17. Evrard

488 59 51
                                    

Evrard fit lentement le tour de son cachot. Il ne disposait d'aucun mobilier. Certes, il ne s'attendait pas à pouvoir se reposer dans un lit avec des couvertures, mais il avait quand même espéré un peu de paille pour se constituer une couchette.

Partout où il posait son regard, il ne tombait que sur des murs froids. La minuscule lucarne munie de barreaux laissait à peine entrevoir la lumière du jour et les grilles de sa cellule étaient aussi austères que le reste.

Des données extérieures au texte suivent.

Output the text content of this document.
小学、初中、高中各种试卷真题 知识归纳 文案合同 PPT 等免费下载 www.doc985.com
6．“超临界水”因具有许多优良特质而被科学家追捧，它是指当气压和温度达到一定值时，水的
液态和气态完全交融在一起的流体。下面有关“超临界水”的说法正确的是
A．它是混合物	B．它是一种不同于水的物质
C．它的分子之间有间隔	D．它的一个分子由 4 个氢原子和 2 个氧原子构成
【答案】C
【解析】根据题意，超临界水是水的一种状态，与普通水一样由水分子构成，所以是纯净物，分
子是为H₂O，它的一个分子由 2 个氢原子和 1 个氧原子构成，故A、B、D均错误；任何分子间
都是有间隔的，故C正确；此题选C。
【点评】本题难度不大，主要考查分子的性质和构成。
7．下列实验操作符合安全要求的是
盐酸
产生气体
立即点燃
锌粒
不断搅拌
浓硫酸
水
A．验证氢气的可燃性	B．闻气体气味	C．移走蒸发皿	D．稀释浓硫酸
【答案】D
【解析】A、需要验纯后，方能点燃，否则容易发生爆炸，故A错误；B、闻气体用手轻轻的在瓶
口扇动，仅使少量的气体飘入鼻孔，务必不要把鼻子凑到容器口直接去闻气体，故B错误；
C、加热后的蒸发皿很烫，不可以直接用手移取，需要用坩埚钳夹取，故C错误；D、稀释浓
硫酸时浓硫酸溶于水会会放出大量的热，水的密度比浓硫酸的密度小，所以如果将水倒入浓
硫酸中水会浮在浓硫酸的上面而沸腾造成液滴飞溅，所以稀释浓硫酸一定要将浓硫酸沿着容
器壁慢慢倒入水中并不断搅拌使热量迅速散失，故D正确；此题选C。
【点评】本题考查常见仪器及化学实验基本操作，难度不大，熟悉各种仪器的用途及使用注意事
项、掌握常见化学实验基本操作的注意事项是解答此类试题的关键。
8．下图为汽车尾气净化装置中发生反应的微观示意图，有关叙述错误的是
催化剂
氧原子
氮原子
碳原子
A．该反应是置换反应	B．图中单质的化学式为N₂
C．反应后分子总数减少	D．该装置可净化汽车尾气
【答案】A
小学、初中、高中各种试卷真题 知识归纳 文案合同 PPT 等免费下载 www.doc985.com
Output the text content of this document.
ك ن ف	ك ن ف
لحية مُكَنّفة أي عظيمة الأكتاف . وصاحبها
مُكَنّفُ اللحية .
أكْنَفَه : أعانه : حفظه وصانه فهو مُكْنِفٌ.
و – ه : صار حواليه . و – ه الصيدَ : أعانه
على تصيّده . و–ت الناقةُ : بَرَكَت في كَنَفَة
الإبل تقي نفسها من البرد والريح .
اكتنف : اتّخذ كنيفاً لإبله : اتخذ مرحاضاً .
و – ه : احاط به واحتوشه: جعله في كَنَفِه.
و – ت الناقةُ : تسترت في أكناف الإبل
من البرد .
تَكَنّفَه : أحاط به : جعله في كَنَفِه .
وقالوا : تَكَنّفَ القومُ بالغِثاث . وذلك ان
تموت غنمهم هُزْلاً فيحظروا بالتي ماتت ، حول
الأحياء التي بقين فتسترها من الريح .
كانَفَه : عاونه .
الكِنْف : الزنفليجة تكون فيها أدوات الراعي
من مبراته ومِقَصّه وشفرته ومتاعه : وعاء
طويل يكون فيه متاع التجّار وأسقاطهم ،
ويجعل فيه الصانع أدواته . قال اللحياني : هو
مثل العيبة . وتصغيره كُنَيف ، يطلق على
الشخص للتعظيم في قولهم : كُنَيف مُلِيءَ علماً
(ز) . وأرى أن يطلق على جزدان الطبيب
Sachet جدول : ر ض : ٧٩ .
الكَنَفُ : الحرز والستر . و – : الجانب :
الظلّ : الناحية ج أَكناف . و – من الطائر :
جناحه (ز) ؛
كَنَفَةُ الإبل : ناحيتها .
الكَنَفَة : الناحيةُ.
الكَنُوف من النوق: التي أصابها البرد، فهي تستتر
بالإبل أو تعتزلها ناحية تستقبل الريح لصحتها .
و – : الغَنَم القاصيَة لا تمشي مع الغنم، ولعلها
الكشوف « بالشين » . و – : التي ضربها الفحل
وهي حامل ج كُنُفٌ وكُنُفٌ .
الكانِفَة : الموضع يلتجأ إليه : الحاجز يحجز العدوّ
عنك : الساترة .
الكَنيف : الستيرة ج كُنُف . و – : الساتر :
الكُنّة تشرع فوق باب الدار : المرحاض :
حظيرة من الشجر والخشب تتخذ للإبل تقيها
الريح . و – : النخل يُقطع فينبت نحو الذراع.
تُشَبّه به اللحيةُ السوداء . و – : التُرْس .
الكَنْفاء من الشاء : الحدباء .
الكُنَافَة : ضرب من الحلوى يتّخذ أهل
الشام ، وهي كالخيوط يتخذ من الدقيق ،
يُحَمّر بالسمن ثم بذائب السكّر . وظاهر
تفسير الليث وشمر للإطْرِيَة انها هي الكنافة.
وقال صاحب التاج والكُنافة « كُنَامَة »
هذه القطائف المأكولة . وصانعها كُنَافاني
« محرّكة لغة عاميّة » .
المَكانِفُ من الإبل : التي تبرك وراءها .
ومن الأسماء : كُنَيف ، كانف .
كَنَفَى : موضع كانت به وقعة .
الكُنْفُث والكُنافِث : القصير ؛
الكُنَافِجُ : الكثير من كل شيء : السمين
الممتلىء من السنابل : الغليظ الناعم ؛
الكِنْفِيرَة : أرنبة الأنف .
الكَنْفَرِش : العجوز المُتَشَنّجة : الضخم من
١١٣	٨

— C'est donc ici que tu vas finir tes jours, soupira-t-il pour lui-même.

Il voulut se gratter la nuque, mais une douleur fulgurante le fit grimacer. Ses plaies au torse et au dos l'assaillaient à chaque mouvement d'épaule. Le soldat n'y était pas allé de main morte.

Le Chevalier ignorait combien de temps il était resté évanoui. Mais à son réveil, il s'était appliqué, tant bien que mal, à panser ses plaies.

« Mourir d'une infection quelques jours avant son exécution ne serait pas très courtois » ironisa-t-il mentalement.

Evrard disposait d'un peu d'eau dans une cruche. Le liquide était trouble, mais c'était toujours mieux que rien. Ses souvenirs des batailles passées lui rappelaient quelles souffrances atroces l'attendaient s'il ne nettoyait pas ses blessures. Il dû se contorsionner en serrant les dents pour s'occuper de celles qui lézardaient son dos. Il doutait de son efficacité, mais difficile d'en faire plus dans un cachot, sans quiconque pour l'aider.

Assis par terre, Evrard contempla tristement le plafond. Que n'aurait-il pas donné pour une chope de bière et un paquet de cartes ! Les gardes lui avaient confisqué son paquetage, ses vivres et son jeu. Sans compagnie et sans alcool, sa seule occupation se réduisait à penser à son exécution future.

Il avait déjà assisté à ce genre de festivités, et plus d'une fois il s'était imaginé à la place des suppliciés. La foule était odieuse avec eux, elle les insultait, leur lançaient des détritus, les frappaient même, parfois. Lui-même n'échapperait pas à ces humiliations.  

Le Chevalier passa une main nerveuse sur sa gorge, sentant déjà le chanvre de la corde s'enrouler autour, lui griffer la peau et l'étouffer jusqu'à ce que la vie quitte son corps. Il espérait que ce sera rapide.

Il se leva prudemment et tordit le cou pour tenter d'apercevoir quelqu'un dans le couloir à travers les barreaux de son cachot. Mais personne ne vint le voir. Le monde entier semblait s'être désintéressé de lui. Même si cela l'attristait, il n'en était pas surpris. Qui viendrait ? Si c'était le tavernier, ce serait pour l'étrangler de ses propres mains. Quant à Athaniel, Jaquelin, Clébert et Fauvel, ils n'allaient certainement pas montrer le moindre signe d'amitié envers un homme accusé de viol, même si les bateliers le croyaient innocent. Même Florie ne viendrait pas.

De dépit, il donna un coup de pied dans les barreaux :

— Mordiable ! jura-t-il à pleins poumons.

Il se prit la tête dans les mains. La douleur le rendait furieux et amer. Il avait été torturé comme un chien galeux, et allait être pendu sur la place publique pour un crime qu'il n'avait pas commis. Cette pensée le révoltait.

— Idiote d'Héloïse ! pesta-t-il. Et idiot de toi ! Voilà où ton égo a fini par te conduire !

Rien de tout cela ne serait arrivé s'il avait éconduit la passionnée et influençable adolescente dès le début. Et il serait encore libre si cette gourde de petite noble était restée tranquillement à sa place. S'il n'avait pas été obligé de la sauver de ces deux brutes, Evrard n'aurait pas été obligé d'écourter son séjour à Amboise et aurait poursuivi sa vie, entre parties de cartes, beuveries et frivolités, avec nulle autre préoccupation que d'éviter les patrouilles et de savoir comment il allait manger le soir.